There was a time not so long ago when direct marketing was the red-headed stepchild of the business world.
I remember just 15 or so years ago working for ad agencies who were just “discovering” direct marketing, calling it “interactive” marketing and lumping it in with Web site design, CD-ROMs, and other technology stuff. Direct response advertising was considered separate from all the “real” advertising, such as glitzy TV spots and splashy print ads.
Today, direct marketing is mainstream. People have finally realized the advantages of accountable advertising and the effectiveness of integrating direct marketing methods into the standard business model.
This is due in large part to the rapid growth of the Internet, which is well-suited to direct techniques. People have figured out how to both brand and sell on the Internet, and there is finally a realization that there doesn’t have to be a wall between these strategies. They can and should be integrated.
But what does the future hold? With all this change happening so rapidly, what will the marketing world look like 10 or 20 years from now? I have a few thoughts on that.
Technology will enable direct response in all media. When you think of direct marketing now, you think of direct mail, catalogs, and other “direct response” media. That’s because some media, such as billboards, don’t allow response. But as various technologies grow and merge, including wireless and the Internet, every imaginable medium will allow consumers to respond immediately and directly to any advertisement.
Let’s say you’re driving down the highway and you see a billboard announcing a concert of your favorite band. The call to action will give you a code which you can speak or type into your wireless device to purchase tickets on the spot. Maybe the billboard even broadcasts this ad to a receiver in your car, asking you if you want these tickets because you have identified this band as one of your interests in a “white list” you have created on your receiver.
The same idea could work with radio or TV. A song or movie that you like comes on and you’ll have the option to buy it with a single touch in much the same way you order movies now on cable.

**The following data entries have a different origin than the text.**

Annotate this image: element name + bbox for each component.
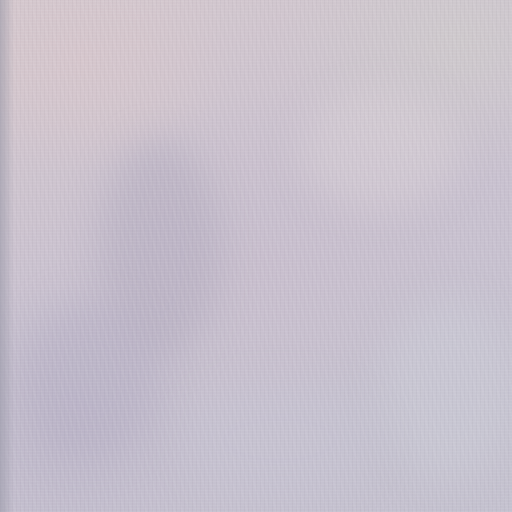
left-edge-shadow [0,0,14,512]
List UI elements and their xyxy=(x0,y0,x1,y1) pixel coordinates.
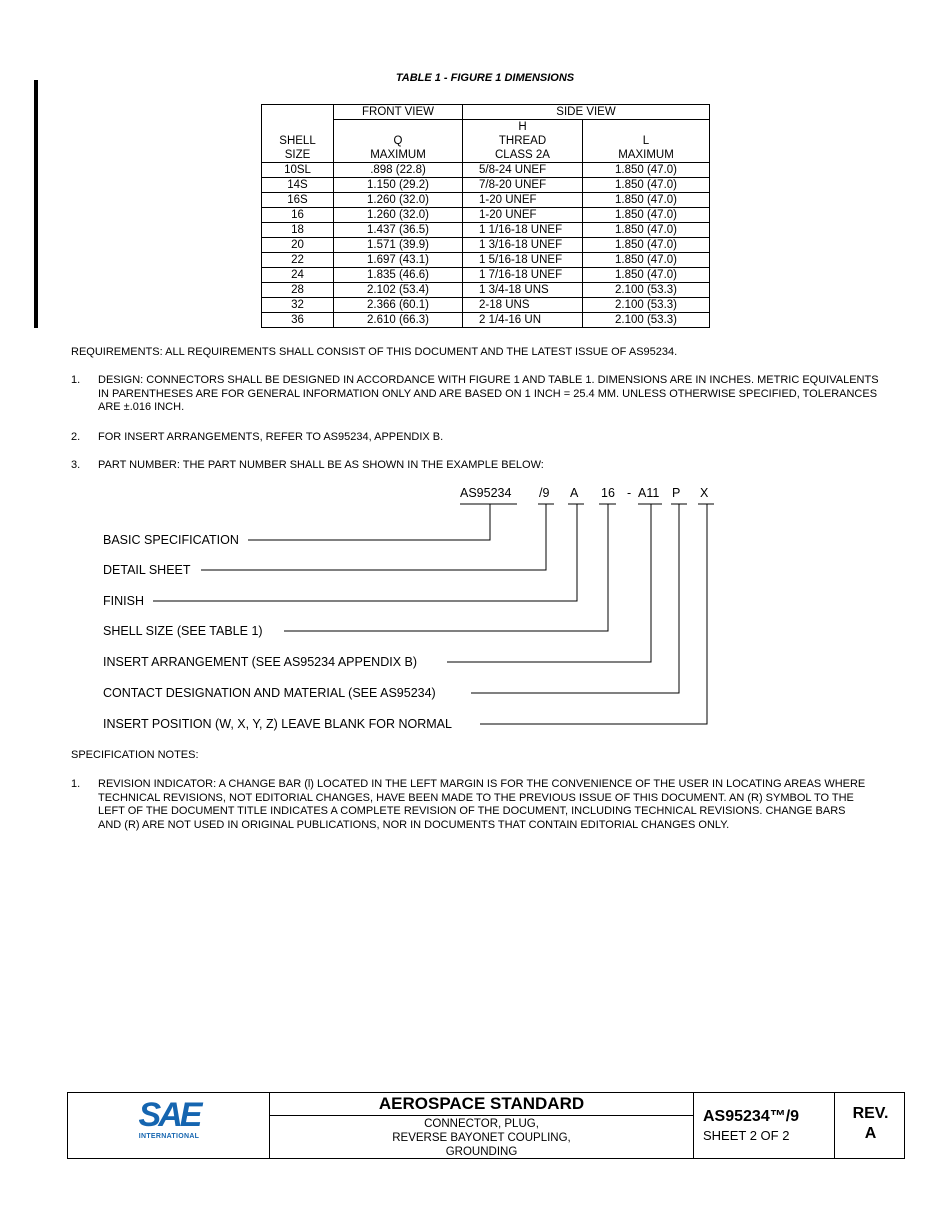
table-row xyxy=(262,253,710,268)
spec-notes-heading: SPECIFICATION NOTES: xyxy=(71,749,199,761)
table-cell: 1.150 (29.2) xyxy=(334,178,463,193)
table-cell: 1 7/16-18 UNEF xyxy=(463,268,583,283)
header-front-view: FRONT VIEW xyxy=(334,105,463,120)
title-cell xyxy=(270,1093,694,1158)
header-q: Q MAXIMUM xyxy=(334,120,463,163)
table-cell: 1.850 (47.0) xyxy=(583,223,710,238)
document-number: AS95234™/9 xyxy=(703,1108,800,1125)
req-3-num: 3. xyxy=(71,459,81,471)
table-cell: 2.366 (60.1) xyxy=(334,298,463,313)
logo-cell xyxy=(68,1093,270,1158)
table-cell: 1.850 (47.0) xyxy=(583,178,710,193)
table-cell: 16S xyxy=(262,193,334,208)
table-cell: 1.260 (32.0) xyxy=(334,208,463,223)
table-cell: 14S xyxy=(262,178,334,193)
aerospace-standard-title: AEROSPACE STANDARD xyxy=(270,1093,693,1116)
table-cell: 18 xyxy=(262,223,334,238)
pn-label-position: INSERT POSITION (W, X, Y, Z) LEAVE BLANK FOR NORMAL xyxy=(103,717,452,731)
table-cell: 1 3/16-18 UNEF xyxy=(463,238,583,253)
sheet-number: SHEET 2 OF 2 xyxy=(703,1128,790,1143)
table-cell: 10SL xyxy=(262,163,334,178)
document-description: CONNECTOR, PLUG, REVERSE BAYONET COUPLING, GROUNDING xyxy=(392,1118,571,1158)
pn-seg-contact: P xyxy=(672,486,681,500)
table-cell: 22 xyxy=(262,253,334,268)
table-cell: 2.610 (66.3) xyxy=(334,313,463,328)
header-h: H THREAD CLASS 2A xyxy=(463,120,583,163)
table-cell: 1.835 (46.6) xyxy=(334,268,463,283)
table-cell: 20 xyxy=(262,238,334,253)
pn-label-detail: DETAIL SHEET xyxy=(103,563,191,577)
rev-value: A xyxy=(864,1125,877,1142)
pn-label-finish: FINISH xyxy=(103,594,144,608)
pn-seg-basic: AS95234 xyxy=(460,486,512,500)
table-row xyxy=(262,208,710,223)
table-title: TABLE 1 - FIGURE 1 DIMENSIONS xyxy=(395,72,575,84)
table-cell: 1 5/16-18 UNEF xyxy=(463,253,583,268)
table-cell: 1-20 UNEF xyxy=(463,193,583,208)
table-row xyxy=(262,193,710,208)
table-cell: 1.850 (47.0) xyxy=(583,268,710,283)
table-row xyxy=(262,238,710,253)
table-cell: .898 (22.8) xyxy=(334,163,463,178)
table-row xyxy=(262,178,710,193)
header-l: L MAXIMUM xyxy=(583,120,710,163)
table-cell: 28 xyxy=(262,283,334,298)
table-cell: 32 xyxy=(262,298,334,313)
table-cell: 24 xyxy=(262,268,334,283)
table-row xyxy=(262,163,710,178)
table-row xyxy=(262,223,710,238)
req-1-num: 1. xyxy=(71,374,81,386)
pn-seg-detail: /9 xyxy=(539,486,550,500)
revision-cell xyxy=(835,1093,906,1158)
header-shell-size: SHELL SIZE xyxy=(262,120,334,163)
pn-seg-finish: A xyxy=(570,486,579,500)
pn-seg-shell: 16 xyxy=(601,486,615,500)
pn-label-basic: BASIC SPECIFICATION xyxy=(103,533,239,547)
table-cell: 1.437 (36.5) xyxy=(334,223,463,238)
table-cell: 2 1/4-16 UN xyxy=(463,313,583,328)
sae-logo: SAE INTERNATIONAL xyxy=(138,1096,200,1140)
table-cell: 2-18 UNS xyxy=(463,298,583,313)
table-cell: 1-20 UNEF xyxy=(463,208,583,223)
change-bar xyxy=(34,80,38,328)
header-blank xyxy=(262,105,334,120)
pn-seg-insert: A11 xyxy=(638,486,660,500)
table-cell: 36 xyxy=(262,313,334,328)
table-row xyxy=(262,313,710,328)
req-1-text: DESIGN: CONNECTORS SHALL BE DESIGNED IN ACCORDANCE WITH FIGURE 1 AND TABLE 1. DIMENSIONS ARE IN INCHES. METRIC EQUIVALENTS IN PARENTHESES ARE FOR GENERAL INFORMATION ONLY AND ARE BASED ON 1 INCH = 25.4 MM. UNLESS OTHERWISE SPECIFIED, TOLERANCES ARE ±.016 INCH. xyxy=(98,374,879,413)
table-cell: 1.850 (47.0) xyxy=(583,193,710,208)
table-cell: 1.697 (43.1) xyxy=(334,253,463,268)
table-cell: 1.260 (32.0) xyxy=(334,193,463,208)
table-cell: 2.100 (53.3) xyxy=(583,283,710,298)
dimensions-table xyxy=(261,104,710,328)
table-cell: 1 3/4-18 UNS xyxy=(463,283,583,298)
table-cell: 7/8-20 UNEF xyxy=(463,178,583,193)
table-cell: 1.850 (47.0) xyxy=(583,208,710,223)
pn-label-insert: INSERT ARRANGEMENT (SEE AS95234 APPENDIX B) xyxy=(103,655,418,669)
title-block xyxy=(67,1092,905,1159)
requirements-intro: REQUIREMENTS: ALL REQUIREMENTS SHALL CONSIST OF THIS DOCUMENT AND THE LATEST ISSUE OF AS95234. xyxy=(71,346,678,358)
table-row xyxy=(262,283,710,298)
table-cell: 5/8-24 UNEF xyxy=(463,163,583,178)
table-cell: 2.100 (53.3) xyxy=(583,313,710,328)
pn-label-shell: SHELL SIZE (SEE TABLE 1) xyxy=(103,624,263,638)
document-number-cell xyxy=(694,1093,835,1158)
table-cell: 1.571 (39.9) xyxy=(334,238,463,253)
req-2-num: 2. xyxy=(71,431,81,443)
table-row xyxy=(262,268,710,283)
header-side-view: SIDE VIEW xyxy=(463,105,710,120)
table-cell: 1.850 (47.0) xyxy=(583,253,710,268)
note-1-num: 1. xyxy=(71,778,81,790)
note-1-text: REVISION INDICATOR: A CHANGE BAR (l) LOCATED IN THE LEFT MARGIN IS FOR THE CONVENIENCE OF THE USER IN LOCATING AREAS WHERE TECHNICAL REVISIONS, NOT EDITORIAL CHANGES, HAVE BEEN MADE TO THE PREVIOUS ISSUE OF THIS DOCUMENT. AN (R) SYMBOL TO THE LEFT OF THE DOCUMENT TITLE INDICATES A COMPLETE REVISION OF THE DOCUMENT, INCLUDING TECHNICAL REVISIONS. CHANGE BARS AND (R) ARE NOT USED IN ORIGINAL PUBLICATIONS, NOR IN DOCUMENTS THAT CONTAIN EDITORIAL CHANGES ONLY. xyxy=(98,778,866,831)
rev-label: REV. xyxy=(852,1105,889,1122)
table-row xyxy=(262,298,710,313)
pn-label-contact: CONTACT DESIGNATION AND MATERIAL (SEE AS95234) xyxy=(103,686,436,700)
req-2-text: FOR INSERT ARRANGEMENTS, REFER TO AS95234, APPENDIX B. xyxy=(98,431,444,443)
table-cell: 2.100 (53.3) xyxy=(583,298,710,313)
part-number-diagram xyxy=(0,480,950,740)
table-cell: 1 1/16-18 UNEF xyxy=(463,223,583,238)
req-3-text: PART NUMBER: THE PART NUMBER SHALL BE AS SHOWN IN THE EXAMPLE BELOW: xyxy=(98,459,544,471)
table-cell: 2.102 (53.4) xyxy=(334,283,463,298)
pn-seg-dash: - xyxy=(627,486,632,500)
table-cell: 1.850 (47.0) xyxy=(583,163,710,178)
table-cell: 1.850 (47.0) xyxy=(583,238,710,253)
table-cell: 16 xyxy=(262,208,334,223)
pn-seg-position: X xyxy=(700,486,709,500)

See a car you like while you’re watching TV? Hit a button on the remote and get information sent directly to your computer, which is probably integrated with your TV with a printer build in because people will always like things printed. With everything connected and response enabled, the possibilities are endless.

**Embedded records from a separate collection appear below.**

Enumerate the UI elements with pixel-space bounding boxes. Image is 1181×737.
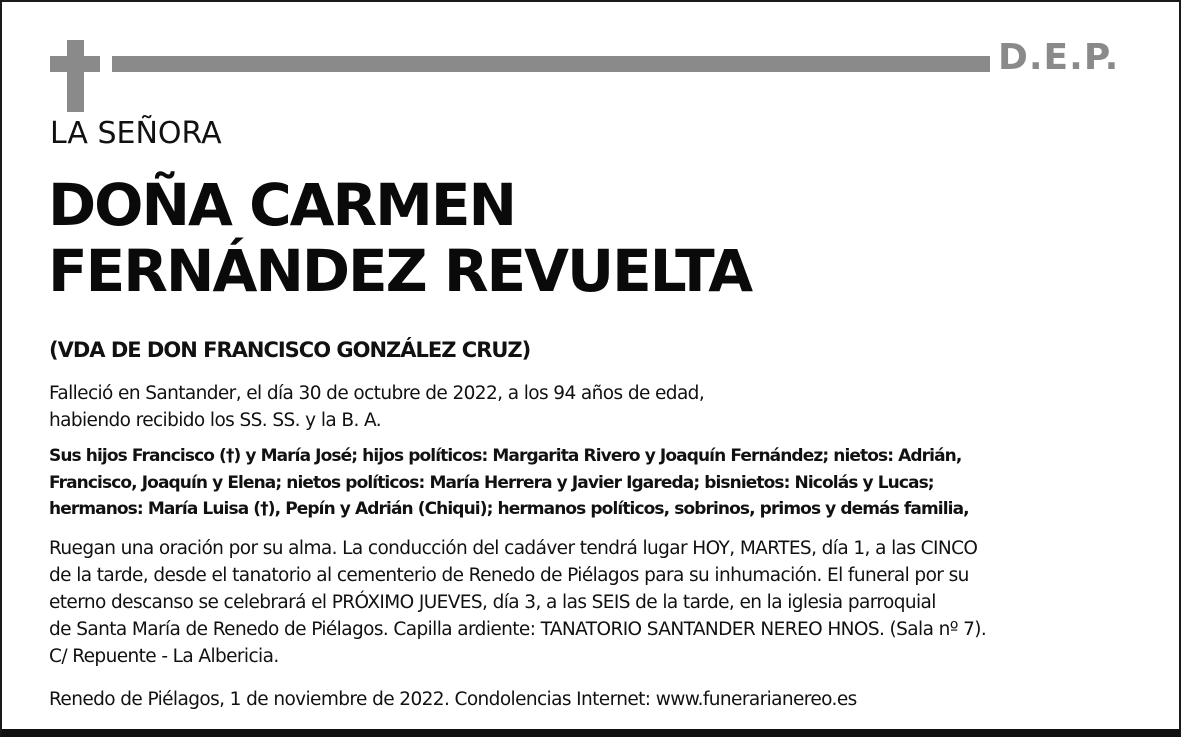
text-line: de Santa María de Renedo de Piélagos. Capilla ardiente: TANATORIO SANTANDER NEREO HNOS. (Sala nº 7). — [49, 619, 987, 640]
text-line: Sus hijos Francisco (†) y María José; hijos políticos: Margarita Rivero y Joaquín Fernández; nietos: Adrián, — [49, 446, 962, 466]
deceased-name — [48, 172, 751, 304]
name-line: DOÑA CARMEN — [48, 171, 516, 239]
title-prefix: LA SEÑORA — [50, 116, 222, 151]
text-line: habiendo recibido los SS. SS. y la B. A. — [49, 410, 382, 431]
text-line: hermanos: María Luisa (†), Pepín y Adrián (Chiqui); hermanos políticos, sobrinos, primos y demás familia, — [49, 499, 969, 519]
text-line: Ruegan una oración por su alma. La conducción del cadáver tendrá lugar HOY, MARTES, día 1, a las CINCO — [49, 538, 978, 559]
text-line: eterno descanso se celebrará el PRÓXIMO JUEVES, día 3, a las SEIS de la tarde, en la iglesia parroquial — [49, 592, 936, 613]
text-line: Francisco, Joaquín y Elena; nietos políticos: María Herrera y Javier Igareda; bisnietos: Nicolás y Lucas; — [49, 472, 934, 493]
death-paragraph — [49, 380, 704, 434]
text-line: Renedo de Piélagos, 1 de noviembre de 2022. Condolencias Internet: www.funerarianereo.es — [49, 689, 857, 710]
family-paragraph — [49, 443, 969, 523]
dep-label: D.E.P. — [998, 37, 1120, 78]
cross-icon — [50, 40, 100, 112]
text-line: de la tarde, desde el tanatorio al cementerio de Renedo de Piélagos para su inhumación. El funeral por su — [49, 565, 969, 586]
footer-line — [49, 686, 857, 713]
text-line: C/ Repuente - La Albericia. — [49, 646, 279, 667]
header-rule — [112, 56, 990, 72]
ceremony-paragraph — [49, 535, 986, 670]
text-line: Falleció en Santander, el día 30 de octubre de 2022, a los 94 años de edad, — [49, 383, 705, 404]
widow-note: (VDA DE DON FRANCISCO GONZÁLEZ CRUZ) — [49, 338, 531, 362]
name-line: FERNÁNDEZ REVUELTA — [48, 237, 752, 305]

Marketing will become more targeted. The same integrated, universal technology will let businesses deliver messages to a highly targeted group of people rather than broadcast messages at large. There will be no city or regional “buys” for media. You won’t have to drop mail to a ZIP code or run print ads in a generalized segment of a print run. You will be able to deliver any message to any individual.
To again use the example of the car ad, manufacturers won’t run TV spots as they do now, they will deliver their ad to a “list” of prospective buyers. The idea of broadcast media will probably disappear entirely.

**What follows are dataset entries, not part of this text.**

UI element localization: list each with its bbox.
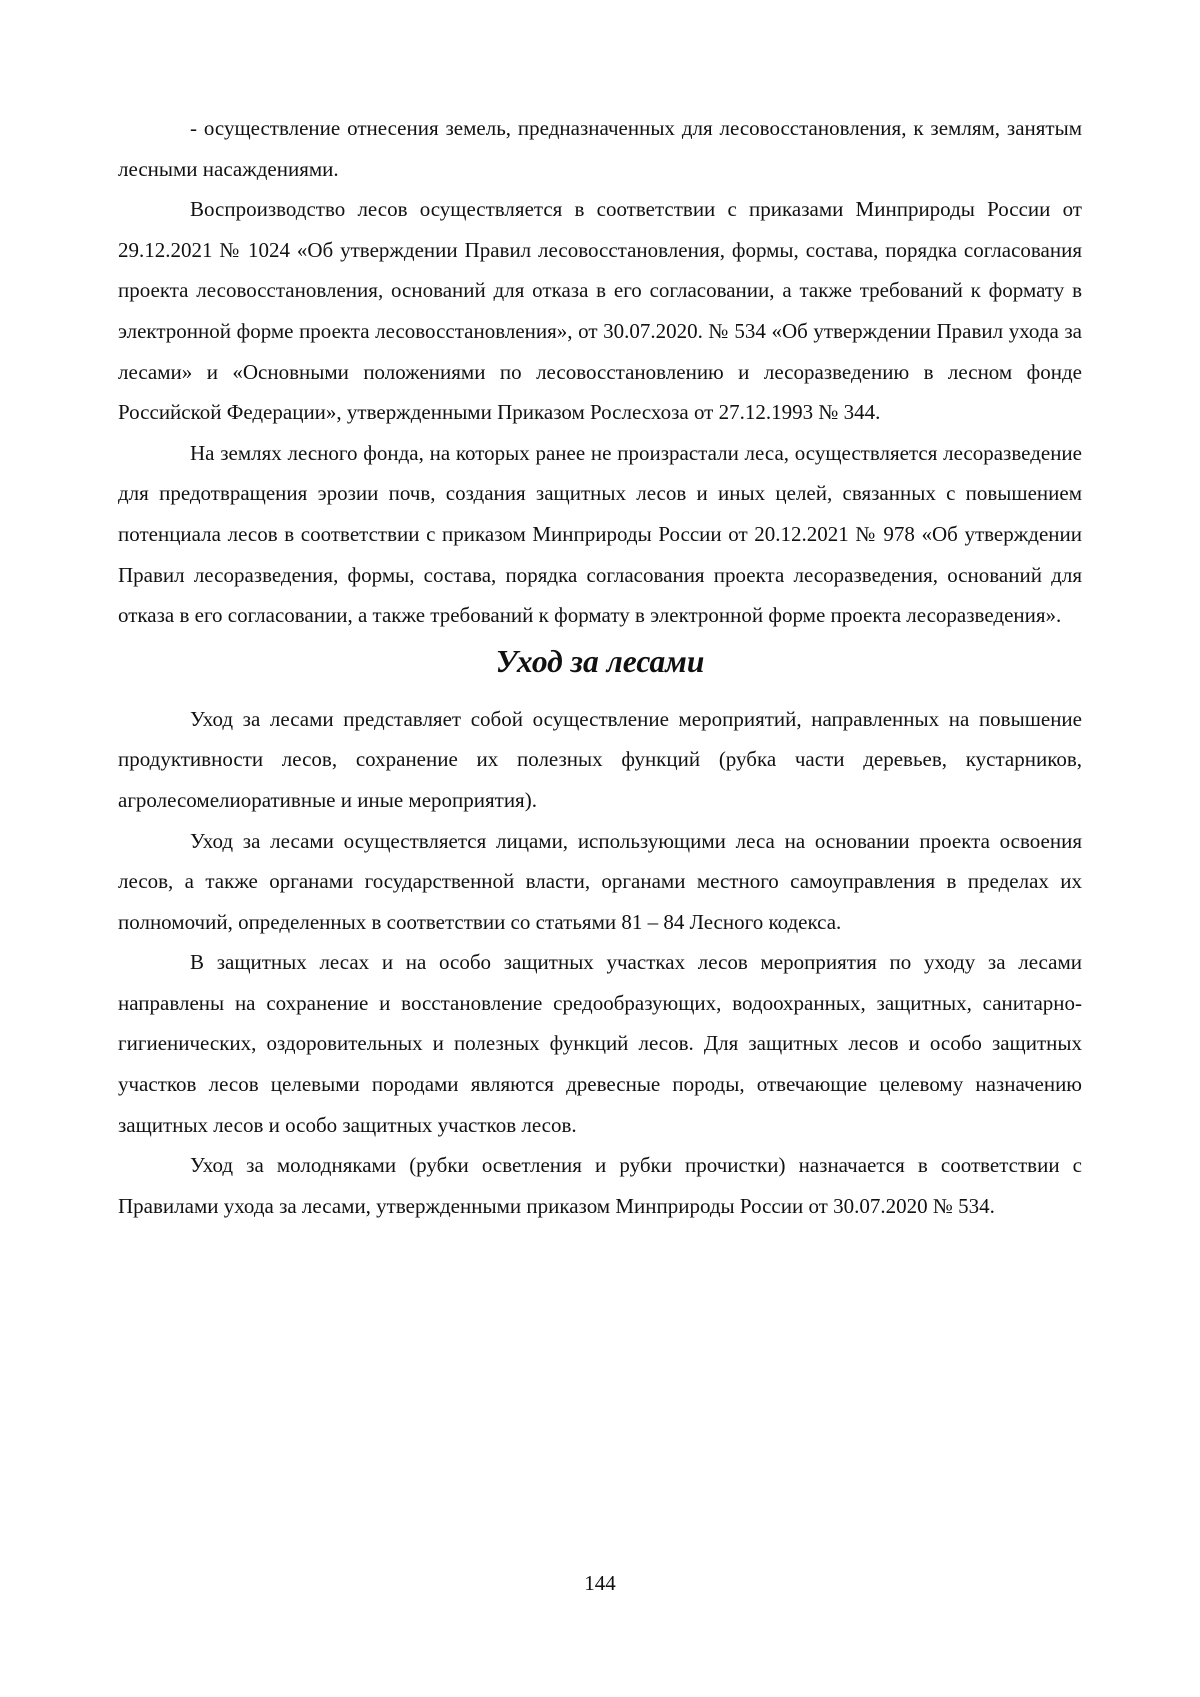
paragraph-protective-forests: В защитных лесах и на особо защитных участках лесов мероприятия по уходу за лесами направлены на сохранение и восстановление средообразующих, водоохранных, защитных, санитарно-гигиенических, оздоровительных и полезных функций лесов. Для защитных лесов и особо защитных участков лесов целевыми породами являются древесные породы, отвечающие целевому назначению защитных лесов и особо защитных участков лесов. [118, 950, 1082, 1137]
paragraph-forest-care-definition: Уход за лесами представляет собой осуществление мероприятий, направленных на повышение продуктивности лесов, сохранение их полезных функций (рубка части деревьев, кустарников, агролесомелиоративные и иные мероприятия). [118, 706, 1082, 812]
document-body [118, 108, 1082, 1226]
paragraph-young-stands-care: Уход за молодняками (рубки осветления и рубки прочистки) назначается в соответствии с Правилами ухода за лесами, утвержденными приказом Минприроды России от 30.07.2020 № 534. [118, 1153, 1082, 1218]
paragraph-land-assignment: - осуществление отнесения земель, предназначенных для лесовосстановления, к землям, занятым лесными насаждениями. [118, 116, 1082, 181]
section-heading: Уход за лесами [495, 643, 705, 679]
page-number: 144 [584, 1571, 616, 1595]
paragraph-forest-reproduction: Воспроизводство лесов осуществляется в соответствии с приказами Минприроды России от 29.12.2021 № 1024 «Об утверждении Правил лесовосстановления, формы, состава, порядка согласования проекта лесовосстановления, оснований для отказа в его согласовании, а также требований к формату в электронной форме проекта лесовосстановления», от 30.07.2020. № 534 «Об утверждении Правил ухода за лесами» и «Основными положениями по лесовосстановлению и лесоразведению в лесном фонде Российской Федерации», утвержденными Приказом Рослесхоза от 27.12.1993 № 344. [118, 197, 1082, 425]
paragraph-forest-care-actors: Уход за лесами осуществляется лицами, использующими леса на основании проекта освоения лесов, а также органами государственной власти, органами местного самоуправления в пределах их полномочий, определенных в соответствии со статьями 81 – 84 Лесного кодекса. [118, 828, 1082, 934]
paragraph-afforestation: На землях лесного фонда, на которых ранее не произрастали леса, осуществляется лесоразведение для предотвращения эрозии почв, создания защитных лесов и иных целей, связанных с повышением потенциала лесов в соответствии с приказом Минприроды России от 20.12.2021 № 978 «Об утверждении Правил лесоразведения, формы, состава, порядка согласования проекта лесоразведения, оснований для отказа в его согласовании, а также требований к формату в электронной форме проекта лесоразведения». [118, 440, 1082, 628]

And the same technology that allows this targeting will also allow almost total personalization. I won’t see the same ad that millions of other car buyers will see. I will see the ad created specifically for me, with product features I’m likely to want, an offer built for my needs, and contact information of a specific salesman at the closest dealer.
All of this will be delivered to me not when the car is introduced, but when the manufacturer determines I am most likely to want the car based on the age of my current car, financial information, recent purchases, gas prices (if it’s a gas powered car), and so on.
Companies will no longer be bound to particular media. Right now many organizations consider themselves to be Internet businesses, catalog companies, retailers, etc. The mode of product delivery, business location, or product type plays a big part in selecting media for advertising.
But the lines between direct mail, radio, TV, Internet, and other media will blur. Used to be that if you ran a store in Alaska you only sold to neighbor Alaskans. If you started a catalog, suddenly you became a catalog company that happened to have a store. If you found your items sold more profitably on the Web, you became a Web company.
In years to come, the blurring of media will also blur business models so that your market is not limited by the medium itself. If there’s a pizza shop in New York I like, I’ll be able to order a pie and have it delivered frozen overnight even if the shop isn’t specifically a mail order food business.
All of this is good and bad, but mostly good. The good is that “we” will have won. Direct marketing will become the primary selling method. What many of us in the industry have been saying for years, that direct is best, will be proven correct.
The bad is that “we” won’t be so special anymore. We won’t be the underdogs or the “smart” ones selling more efficiently than those “dumb” mass marketers. We’ll finally understand the meaning of “Be careful what you wish you. You might get it.”